Introduction
Database systems like PostgreSQL provide a useful layer of abstraction: you can store and retrieve data using SQL (via the Django ORM) without having to worry about how the database manages the data under the hood. Database indexes enable fast queries, and automatic vacuuming cleans up old row versions and deleted rows. But as tables become extremely large, the abstraction starts to break down, and performance issues become apparent. In this talk, I'll describe what options are available (including partitioning) to manage large database tables, and how we're approaching this problem at Kraken Tech.
The problem
At Kraken Tech, one of our installations of Kraken has a table with about 9 billion rows and is about 3 TB in size. This table takes around 20 hours to vacuum, and it requires vacuuming about once a day. During a recent bigint conversion project (see my talk from DjangoCon Europe 2025), this long and frequent vacuuming interfered with the other maintenance work we were doing on the table. We'd like to reduce the time taken to vacuum; other performance improvements would also be welcome. We'd also like the solution we adopt to be generally applicable to other large tables.

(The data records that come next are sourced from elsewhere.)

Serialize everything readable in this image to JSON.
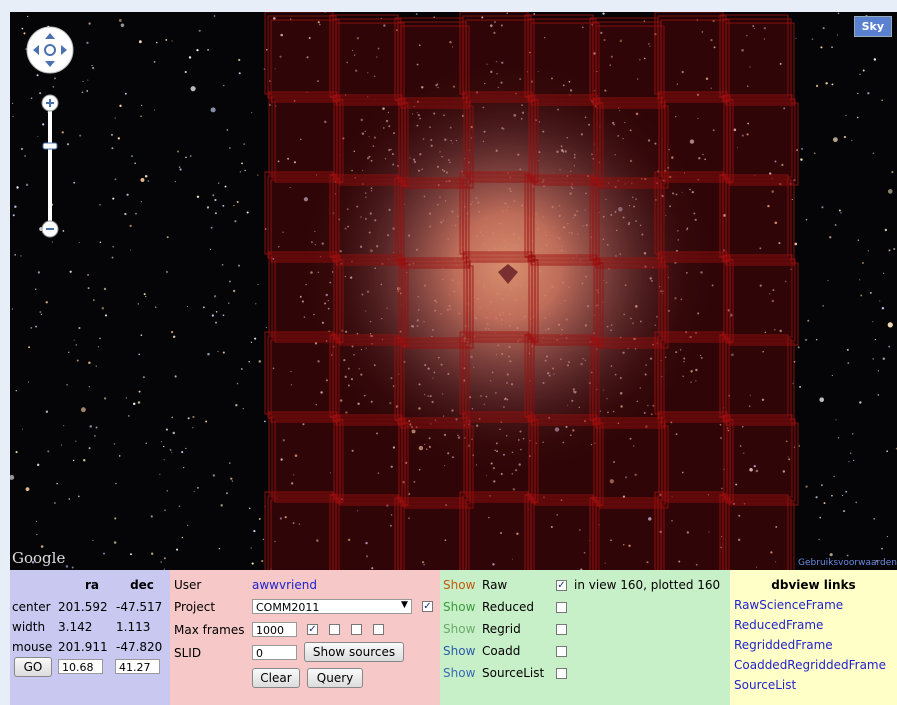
{
  "map": {
    "button": "Sky",
    "logo": "Google",
    "terms": "Gebruiksvoorwaarden"
  },
  "coords": {
    "headers": [
      "ra",
      "dec"
    ],
    "rows": [
      {
        "label": "center",
        "ra": "201.592",
        "dec": "-47.517"
      },
      {
        "label": "width",
        "ra": "3.142",
        "dec": "1.113"
      },
      {
        "label": "mouse",
        "ra": "201.911",
        "dec": "-47.820"
      }
    ],
    "button": "GO",
    "inputs": [
      "10.68",
      "41.27"
    ]
  },
  "query": {
    "user_label": "User",
    "user": "awwvriend",
    "project_label": "Project",
    "project": "COMM2011",
    "project_checked": true,
    "max_frames_label": "Max frames",
    "max_frames": "1000",
    "max_frames_checks": [
      true,
      false,
      false,
      false
    ],
    "slid_label": "SLID",
    "slid": "0",
    "show_sources": "Show sources",
    "clear": "Clear",
    "query": "Query"
  },
  "layers": {
    "rows": [
      {
        "show": "Show",
        "label": "Raw",
        "checked": true,
        "show_color": "#c05a10"
      },
      {
        "show": "Show",
        "label": "Reduced",
        "checked": false,
        "show_color": "#3a9a3a"
      },
      {
        "show": "Show",
        "label": "Regrid",
        "checked": false,
        "show_color": "#6aaa6a"
      },
      {
        "show": "Show",
        "label": "Coadd",
        "checked": false,
        "show_color": "#2a5aaa"
      },
      {
        "show": "Show",
        "label": "SourceList",
        "checked": false,
        "show_color": "#3a6ab0"
      }
    ],
    "status": "in view 160, plotted 160"
  },
  "links": {
    "title": "dbview links",
    "items": [
      "RawScienceFrame",
      "ReducedFrame",
      "RegriddedFrame",
      "CoaddedRegriddedFrame",
      "SourceList"
    ]
  }
}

One approach would be to delete old data from the table and store it in another storage system instead (such as S3). However, that would also require application-level changes to enable access to the old data, and those changes wouldn't necessarily generalise to other tables.

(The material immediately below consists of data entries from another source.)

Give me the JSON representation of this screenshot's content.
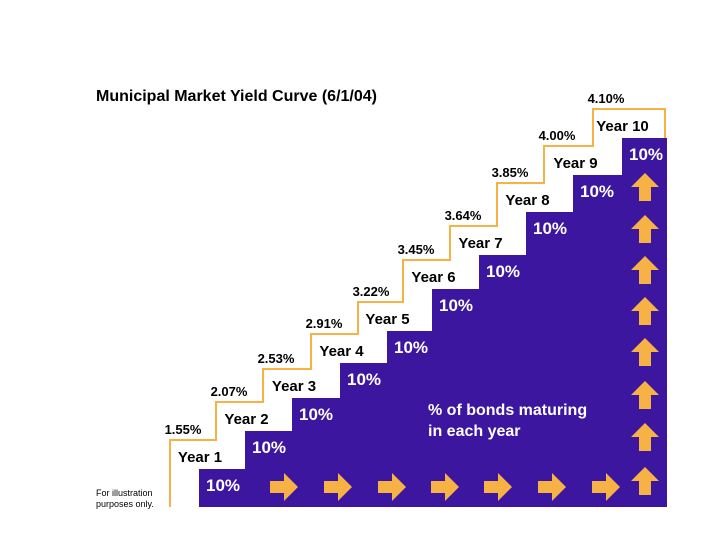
{
  "title": "Municipal Market Yield Curve (6/1/04)",
  "steps": [
    {
      "year": "Year 1",
      "yield": "1.55%",
      "share": "10%"
    },
    {
      "year": "Year 2",
      "yield": "2.07%",
      "share": "10%"
    },
    {
      "year": "Year 3",
      "yield": "2.53%",
      "share": "10%"
    },
    {
      "year": "Year 4",
      "yield": "2.91%",
      "share": "10%"
    },
    {
      "year": "Year 5",
      "yield": "3.22%",
      "share": "10%"
    },
    {
      "year": "Year 6",
      "yield": "3.45%",
      "share": "10%"
    },
    {
      "year": "Year 7",
      "yield": "3.64%",
      "share": "10%"
    },
    {
      "year": "Year 8",
      "yield": "3.85%",
      "share": "10%"
    },
    {
      "year": "Year 9",
      "yield": "4.00%",
      "share": "10%"
    },
    {
      "year": "Year 10",
      "yield": "4.10%",
      "share": "10%"
    }
  ],
  "note": [
    "% of bonds maturing",
    "in each year"
  ],
  "footnote": [
    "For illustration",
    "purposes only."
  ]
}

Another approach would be to start with a brand new table for all new data. The new table will be fast (until it grows to the size of the old table), and the old table will stop needing to be vacuumed once no more writes to it are needed. This approach will also require application-level changes to access both databases, and will only defer the problem, not solve it.

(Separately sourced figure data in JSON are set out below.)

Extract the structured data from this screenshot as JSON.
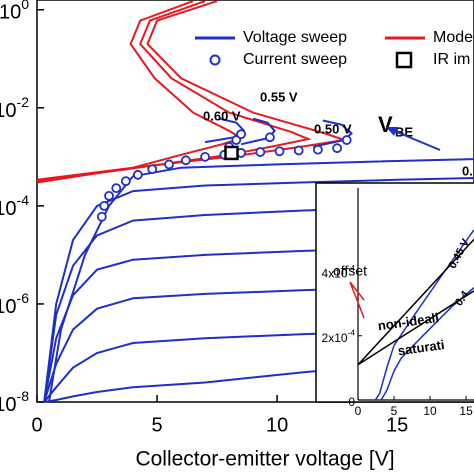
{
  "chart_data": [
    {
      "type": "line",
      "log_y": true,
      "xlabel": "Collector-emitter voltage [V]",
      "xlim": [
        0,
        18.2
      ],
      "xticks": [
        0,
        5,
        10,
        15
      ],
      "ylim": [
        1e-08,
        1.58
      ],
      "yticks": [
        {
          "value": 1,
          "label": "10",
          "exponent": "0"
        },
        {
          "value": 0.01,
          "label": "10",
          "exponent": "-2"
        },
        {
          "value": 0.0001,
          "label": "10",
          "exponent": "-4"
        },
        {
          "value": 1e-06,
          "label": "10",
          "exponent": "-6"
        },
        {
          "value": 1e-08,
          "label": "10",
          "exponent": "-8"
        }
      ],
      "series": [
        {
          "name": "Voltage sweep",
          "color": "#1f2fc8",
          "style": "line",
          "curves": [
            {
              "x": [
                0.5,
                1,
                2,
                3,
                4,
                6,
                10,
                14,
                18.2
              ],
              "values": [
                1e-08,
                3e-07,
                1e-05,
                0.0001,
                0.0004,
                0.0006,
                0.0007,
                0.0008,
                0.0009
              ]
            },
            {
              "x": [
                0.3,
                0.8,
                1.5,
                2.5,
                4,
                7,
                11,
                15,
                18.2
              ],
              "values": [
                1e-08,
                1e-06,
                2e-05,
                0.0001,
                0.0002,
                0.00026,
                0.0003,
                0.00034,
                0.00037
              ]
            },
            {
              "x": [
                0.3,
                0.8,
                1.5,
                2.5,
                4,
                7,
                11,
                15,
                18.2
              ],
              "values": [
                1e-08,
                6e-07,
                6e-06,
                2.5e-05,
                5e-05,
                6.5e-05,
                8e-05,
                9.5e-05,
                0.000105
              ]
            },
            {
              "x": [
                0.3,
                0.8,
                1.5,
                2.5,
                4,
                7,
                11,
                15,
                18.2
              ],
              "values": [
                1e-08,
                2e-07,
                1.5e-06,
                5e-06,
                8e-06,
                1e-05,
                1.2e-05,
                1.4e-05,
                1.5e-05
              ]
            },
            {
              "x": [
                0.3,
                0.8,
                1.5,
                2.5,
                4,
                7,
                11,
                15,
                18.2
              ],
              "values": [
                1e-08,
                6e-08,
                3e-07,
                8e-07,
                1.3e-06,
                1.6e-06,
                1.9e-06,
                2.2e-06,
                2.4e-06
              ]
            },
            {
              "x": [
                0.3,
                0.8,
                1.5,
                2.5,
                4,
                7,
                11,
                15,
                18.2
              ],
              "values": [
                1e-08,
                2e-08,
                5e-08,
                1e-07,
                1.6e-07,
                2e-07,
                2.4e-07,
                2.8e-07,
                3e-07
              ]
            },
            {
              "x": [
                0.3,
                0.8,
                1.5,
                2.5,
                4,
                7,
                11,
                15,
                18.2
              ],
              "values": [
                1e-08,
                1.1e-08,
                1.3e-08,
                1.6e-08,
                2e-08,
                2.5e-08,
                4e-08,
                6e-08,
                7e-08
              ]
            },
            {
              "x": [
                7,
                8.2,
                8.6,
                8.3,
                7.6
              ],
              "values": [
                0.002,
                0.0025,
                0.0035,
                0.005,
                0.006
              ]
            },
            {
              "x": [
                8.5,
                9.6,
                9.9,
                9.6,
                9
              ],
              "values": [
                0.0018,
                0.0024,
                0.0034,
                0.005,
                0.006
              ]
            },
            {
              "x": [
                11.5,
                12.8,
                13.1,
                12.7,
                11.9
              ],
              "values": [
                0.0016,
                0.0022,
                0.003,
                0.0045,
                0.0055
              ]
            }
          ]
        },
        {
          "name": "Mode",
          "color": "#e8191f",
          "style": "line",
          "curves": [
            {
              "x": [
                0,
                4,
                8,
                11,
                12.8,
                12,
                9,
                6,
                4.6,
                5,
                7.5
              ],
              "values": [
                0.00034,
                0.0006,
                0.001,
                0.0016,
                0.0022,
                0.003,
                0.008,
                0.04,
                0.2,
                0.6,
                1.5
              ]
            },
            {
              "x": [
                0,
                4,
                8,
                10,
                11.3,
                10.6,
                8,
                5.6,
                4.3,
                4.7,
                7
              ],
              "values": [
                0.00032,
                0.00058,
                0.0011,
                0.0017,
                0.0023,
                0.0032,
                0.008,
                0.04,
                0.2,
                0.6,
                1.5
              ]
            },
            {
              "x": [
                0,
                4,
                6,
                7.7,
                8.5,
                8,
                6.5,
                4.9,
                3.9,
                4.3,
                6.5
              ],
              "values": [
                0.0003,
                0.0006,
                0.0011,
                0.0018,
                0.0024,
                0.0034,
                0.008,
                0.04,
                0.2,
                0.6,
                1.5
              ]
            }
          ]
        },
        {
          "name": "Current sweep",
          "color": "#1f2fc8",
          "style": "marker",
          "x": [
            2.7,
            2.8,
            3,
            3.3,
            3.7,
            4.2,
            4.8,
            5.5,
            6.2,
            7,
            7.8,
            8.5,
            9.3,
            10.1,
            10.9,
            11.7,
            12.5,
            8,
            8.3,
            8.5,
            9.7,
            12.9
          ],
          "values": [
            6e-05,
            0.0001,
            0.00016,
            0.00023,
            0.00032,
            0.00043,
            0.00056,
            0.0007,
            0.00085,
            0.001,
            0.0011,
            0.0012,
            0.00125,
            0.0013,
            0.00135,
            0.0014,
            0.0015,
            0.0016,
            0.0022,
            0.0029,
            0.0025,
            0.0022
          ]
        },
        {
          "name": "IR im",
          "color": "#000000",
          "style": "square",
          "x": [
            8.1
          ],
          "values": [
            0.0012
          ]
        }
      ],
      "annotations": [
        "0.60 V",
        "0.55 V",
        "0.50 V",
        "V",
        "BE",
        "0.",
        "0."
      ]
    },
    {
      "type": "line",
      "xlim": [
        0,
        16.1
      ],
      "xticks": [
        0,
        5,
        10,
        15
      ],
      "ylim": [
        0,
        0.00066
      ],
      "yticks": [
        {
          "value": 0,
          "label": "0"
        },
        {
          "value": 0.0002,
          "label": "2x10",
          "exponent": "-4"
        },
        {
          "value": 0.0004,
          "label": "4x10",
          "exponent": "-4"
        }
      ],
      "series": [
        {
          "color": "#1f2fc8",
          "x": [
            2.4,
            3,
            4,
            5,
            8,
            12,
            16.1
          ],
          "values": [
            0,
            2e-05,
            0.0001,
            0.00017,
            0.00027,
            0.0004,
            0.00053
          ]
        },
        {
          "color": "#1f2fc8",
          "x": [
            3.2,
            4,
            5,
            6,
            9,
            13,
            16.1
          ],
          "values": [
            0,
            3e-05,
            9e-05,
            0.00013,
            0.0002,
            0.00029,
            0.00035
          ]
        },
        {
          "color": "#000000",
          "x": [
            0,
            16.1
          ],
          "values": [
            0.00011,
            0.0005
          ]
        },
        {
          "color": "#000000",
          "x": [
            0,
            16.1
          ],
          "values": [
            0.00011,
            0.00034
          ]
        }
      ],
      "annotations": [
        "offset",
        "0.45 V",
        "0.4",
        "non-ideali",
        "saturati"
      ]
    }
  ]
}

A third approach is to partition the table using PostgreSQL's native support for partitioning. Partitioning splits a large table into a number of smaller tables, with each row being assigned to one of the partitions depending on the value of its partition key. These smaller tables have their own indexes and are vacuumed separately as needed, which will address the problem of slow vacuuming. And accessing a partitioned table is transparent to the application, mostly.
Requirements, choices and compromises
PostgreSQL supports different types of partitioning: range, list and hash; that's one choice we need to make. Another choice is how many partitions will be used, and when to add new ones.
But the biggest choice, and the one with the most requirements and consequences, is which column(s) to use for the partition key. There usually will be a compromise here, since the partition key that offers the most performance improvement will often not support desired constraints. And Django imposes its own requirements that affect the choice of partition key.
Partitioning existing tables
For our use case at Kraken Tech, we would like to partition existing tables without imposing any system downtime. The PostgreSQL extension pg_partman provides support for "online" partitioning that enables this, but via manual processes that don't scale across the large number of installed systems we support. We have developed a Python package psycopack for replicating PostgreSQL tables and performing schema changes in the process; we are working on enhancing that tool to support partitioning as well.